Dalam tas selempang milik FM, polisi menemukan sebilah pisau dan beberapa lembar uang tunai—hasil dari salaran pagi itu, sekitar Rp655 ribu. Tak seberapa, tapi cukup untuk membuat pasar bergetar antara lega dan ngeri.
FM kini dijerat Pasal 351 tentang penganiayaan dan Undang-Undang Darurat Nomor 12 Tahun 1951 tentang kepemilikan senjata tajam.
Luka yang Lebih Dalam dari Sekadar Memar
Bagi sebagian orang, peristiwa ini mungkin hanya catatan kecil di berita kriminal. Tapi bagi para pedagang kecil, ini tentang rasa aman yang sering mereka sebut tapi jarang benar-benar mereka rasakan.
“Kalau enggak ngasih, takut diganggu. Tapi kalau terus ngasih, habis buat modal,” kata seorang pedagang ayam, yang enggan disebut namanya.
Premanisme di pasar-pasar rakyat adalah luka lama yang tak mudah sembuh. Ia tumbuh dari ketimpangan—ketika ada yang butuh uang cepat dan ada yang terlalu lelah untuk melawan.
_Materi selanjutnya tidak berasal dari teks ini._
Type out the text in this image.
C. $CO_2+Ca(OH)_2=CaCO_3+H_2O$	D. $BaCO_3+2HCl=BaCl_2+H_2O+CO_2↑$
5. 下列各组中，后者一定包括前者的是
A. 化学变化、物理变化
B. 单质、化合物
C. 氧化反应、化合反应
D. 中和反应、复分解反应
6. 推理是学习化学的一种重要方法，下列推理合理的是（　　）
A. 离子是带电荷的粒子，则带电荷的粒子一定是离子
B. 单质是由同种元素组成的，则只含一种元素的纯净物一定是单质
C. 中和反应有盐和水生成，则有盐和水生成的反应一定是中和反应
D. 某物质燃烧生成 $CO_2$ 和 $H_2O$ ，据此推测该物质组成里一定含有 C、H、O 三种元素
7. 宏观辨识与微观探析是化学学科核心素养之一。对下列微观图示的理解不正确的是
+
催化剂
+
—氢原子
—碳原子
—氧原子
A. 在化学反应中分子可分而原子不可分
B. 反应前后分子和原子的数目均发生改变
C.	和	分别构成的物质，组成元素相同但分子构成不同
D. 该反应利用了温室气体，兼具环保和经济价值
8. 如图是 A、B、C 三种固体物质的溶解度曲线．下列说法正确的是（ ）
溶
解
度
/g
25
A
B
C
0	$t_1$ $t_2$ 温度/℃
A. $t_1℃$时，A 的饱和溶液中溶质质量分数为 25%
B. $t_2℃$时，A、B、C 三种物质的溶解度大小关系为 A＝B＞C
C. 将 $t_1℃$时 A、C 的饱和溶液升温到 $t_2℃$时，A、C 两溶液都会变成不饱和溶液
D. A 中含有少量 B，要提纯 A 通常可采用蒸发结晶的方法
Antara Penertiban dan Harapan
Surat Telegram Kapolri Nomor STR/1081/IV/OPS.1.3./2025 menjadi penanda bahwa negara mulai gerah dengan praktik premanisme. Perintahnya jelas: tindak tegas siapa pun yang mengganggu ketertiban dan mengancam iklim usaha.
Namun di balik ketegasan itu, tersisa pertanyaan yang lebih lembut—apa yang membuat seseorang memilih jadi penarik “jatah”? Apakah benar semata soal uang, atau karena rasa tidak punya pilihan lain di kota yang terus bergerak cepat meninggalkan mereka yang tertinggal?
Refleksi
Ketika malam kembali menutup Pasar Lama, lampu-lampu toko satu per satu padam. Di balik jeruji, FM mungkin sedang menatap dinding, mencoba memahami di mana titik hidupnya berubah arah. Di luar sana, sang pedagang menyiapkan dagangannya lagi, berharap esok lebih tenang.
Keduanya, pada akhirnya, hanya dua manusia di sisi berbeda dari ketakutan yang sama—takut kehilangan cara untuk bertahan hidup.